Rescue move

CodeClan revival bid as Codebase acquires assets

Mark Logan: plan for relaunch (pic: Terry Murden)

Codebase, the tech start-up incubator, is acquiring the training materials and other assets of the collapsed skills academy CodeClan from the administrator.

The latest development, which will enable students to complete their courses from one of the techscaler sites, comes as Mark Logan, the Scottish government’s chief entrepreneur, said talks are underway to relaunch a digital training facility.

In the short term, students who cannot complete their courses in their original form, will be offered other arrangements.

Mr Logan said “intensive efforts” have been taking place to find a solution since the digital training centre plunged into administration without warning last Friday.

He said the Scottish Government will be assisting “with full funding to support the student training process, with further operational and material costs borne by Codebase”.

Mr Logan, who was appointed by former Finance Secretary Kate Forbes to help steer the government’s digital strategy, added: “I’m grateful to Stephen Coleman and Steven Drost of Codebase/Techscaler, Economy Minister Neil Gray and his team of officials in the Scottish Government, and Alistair Forbes of Scottish Tech Army for their involvement in putting this plan together in necessarily short timescales, during which many options were proposed and explored.

“In this regard it has been very heartening to see such a strong response from across Scotland’s business community to the situation.”

CodeClan’s collapse sent shockwaves through the tech sector

Assessing the failure of Codeclan, Mr Logan said the Scottish Technology Ecosystem Review (STER) lists as one of its recommendations that: “CodeClan should be treated as a strategic ecosystem asset.” 

At the point where STER was published in 2020, CodeClan had already successfully demonstrated that it could take people who hadn’t previously worked in software engineering or data science, train them in an intensive, accelerated process and place them in tech companies.

“It’s strategic importance was, therefore, that it had effectively established a new channel of talent into Scotland’s tech ecosystem, one that hadn’t been previously available in practice, said Mr Logan.

“This has naturally raised questions as to why CodeClan was ‘allowed to fail’.”

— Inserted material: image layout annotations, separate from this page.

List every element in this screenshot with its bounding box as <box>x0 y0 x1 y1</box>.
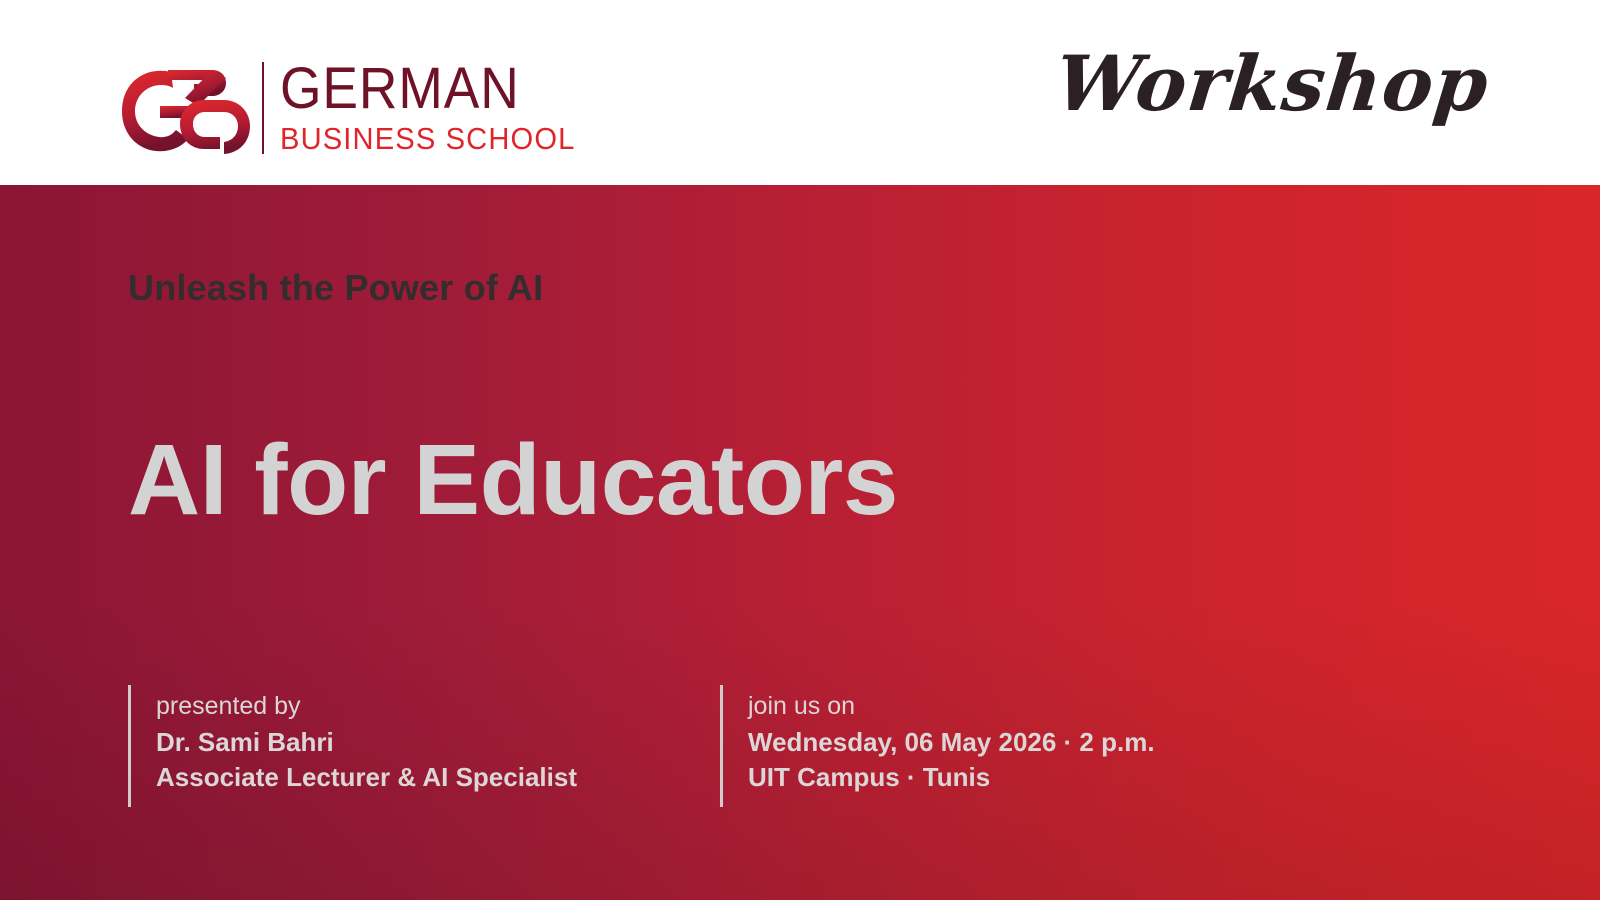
logo-divider-rule <box>262 62 264 154</box>
presenter-title: Associate Lecturer & AI Specialist <box>156 760 577 795</box>
poster-body: Unleash the Power of AI AI for Educators… <box>0 185 1600 900</box>
brand-wordmark: GERMAN BUSINESS SCHOOL <box>280 58 594 158</box>
poster-headline: AI for Educators <box>128 430 898 530</box>
header-band: GERMAN BUSINESS SCHOOL Workshop <box>0 0 1600 185</box>
workshop-badge-label: Workshop <box>1052 46 1492 122</box>
brand-logo-lockup: GERMAN BUSINESS SCHOOL <box>108 52 594 164</box>
event-location: UIT Campus · Tunis <box>748 760 1155 795</box>
event-label: join us on <box>748 689 1155 725</box>
presenter-block: presented by Dr. Sami Bahri Associate Le… <box>128 685 720 807</box>
event-block: join us on Wednesday, 06 May 2026 · 2 p.… <box>720 685 1155 807</box>
poster-eyebrow: Unleash the Power of AI <box>128 267 543 309</box>
poster-footer-info: presented by Dr. Sami Bahri Associate Le… <box>128 685 1155 807</box>
presenter-name: Dr. Sami Bahri <box>156 725 577 760</box>
wordmark-line-business-school: BUSINESS SCHOOL <box>280 123 575 154</box>
gbs-monogram-icon <box>108 54 256 162</box>
event-divider-rule <box>720 685 723 807</box>
presenter-divider-rule <box>128 685 131 807</box>
wordmark-line-german: GERMAN <box>280 62 569 117</box>
event-datetime: Wednesday, 06 May 2026 · 2 p.m. <box>748 725 1155 760</box>
workshop-poster: GERMAN BUSINESS SCHOOL Workshop Unleash … <box>0 0 1600 900</box>
presenter-label: presented by <box>156 689 577 725</box>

He said CodeClan provided people from other disciplines to retrain as software engineers or data scientists in an intensive and accelerated fashion, and, subsequently, to enter the tech industry.

“That need has not gone away; Scotland must re-establish that channel, but in a way that is sustainable and fully relevant to current industry needs.

“But a private business has to be commercially viable as well as strategically important. CodeClan went into liquidation because its business model had become structurally unsustainable.”

Noting the comments of the administrator, he said: “Client companies were taking less(sic) graduates from CodeClan than before, revenues then fell, and the business became, and remained loss-making, over a period of time.”


Responding to those who have asked why no public money was being put into CodeClan, he said it was a private business that became structurally loss-making.

“Public money can only be injected into a private business according to strict legal constraints and rules. If independent analysis concludes that such an injection will not alter the long-term course of a business in the context of its forward plans, then it cannot be done.

“I have personally witnessed the intensive efforts undertaken to explore all possible avenues of support for CodeClan. The conclusions of this analysis were such that support in the form of public money could not be provided. While the outcome is unfortunate, we must respect the legal constraints placed upon such decision processes.”

Despite the restrictions imposed on the public sector, he said there was a determination to reinvigorate a training academy.

“We are certainly going to find a way to re-establish a sustainable, strategic talent channel into the tech sector, enabling people to retrain as software engineers and related roles from other disciplines,” he said.

“This endeavour will only be successful through the active involvement of Scotland’s business and tech community, ensuring that we are able to properly explore the changing needs of employers, to provide high-quality, relevant training programmes to meet those needs, and to determine a sustainable commercial model for their delivery.

“Given the overwhelming response from our collective community in offering support to people affected by CodeClan’s closure, I have no doubt that we’ll succeed.”